The third lever: when to claim Social Security

The age at which you file a claim makes a big difference in how your paycheck looks for the rest of your life. Entering 62 reduces the full retirement age benefit by about 30% for anyone born in 1960 or later, while each year of delay past full retirement age adds about 8% up to age 70. The cost-of-living adjustment for 2026 was 2.8%, and that COLA compounds on any basis benefit the recipient who deposits the larger check to the recipient and deposits the larger check to the CLA recipient. so that, every year, for the life of the retired person.

Fourth Lever: where to hold income generating assets

The current state of the ratio makes the asset position more volatile than it has been in years.

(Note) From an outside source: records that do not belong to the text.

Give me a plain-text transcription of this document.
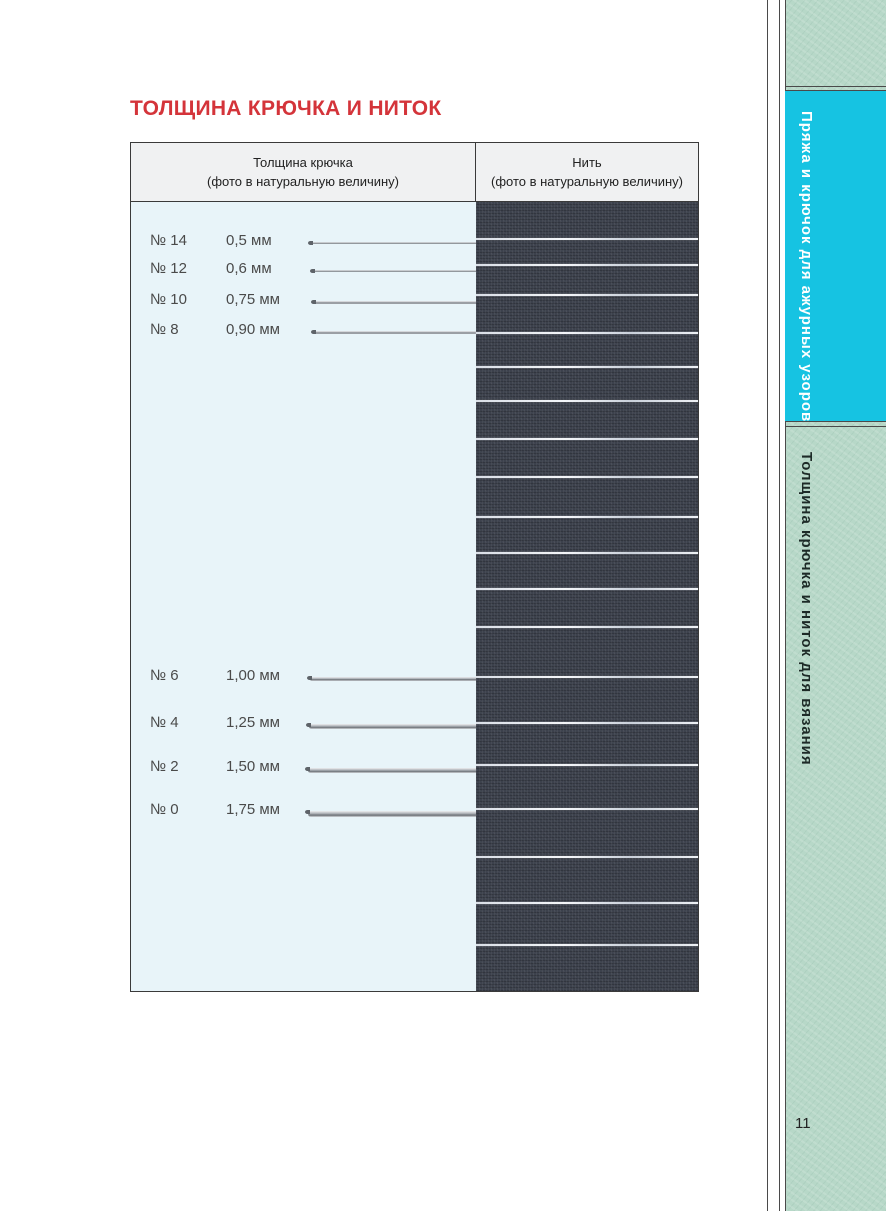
ТОЛЩИНА КРЮЧКА И НИТОК
Толщина крючка
(фото в натуральную величину)
Нить
(фото в натуральную величину)
№ 14	0,5 мм
№ 12	0,6 мм
№ 10	0,75 мм
№ 8	0,90 мм
№ 6	1,00 мм
№ 4	1,25 мм
№ 2	1,50 мм
№ 0	1,75 мм
Пряжа и крючок для ажурных узоров
Толщина крючка и ниток для вязания
11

The 10-year Treasury yield sits at 4.41% as of June 24, 2026. The federal funds rate is 3.63%, and the average 12-month CD pays 1.65%, though top online banks pay several times that rate. Interest income is taxed as ordinary income. Holding bonds and CDs inside a traditional IRA eliminates that tax, while Roth accounts shield it forever. Tax-deferred accounts are generally best suited for holding large long-term capital gains and qualifying dividends.

Closing

The window between 58 and 63 is short, and decisions made within it cannot be repeated. Completing the 60-to-63 catch-up, using Roth conversions in low-income years, and modeling the tradeoff of claim years against real portfolio income are three strong things that move the data points to them. Time decisions.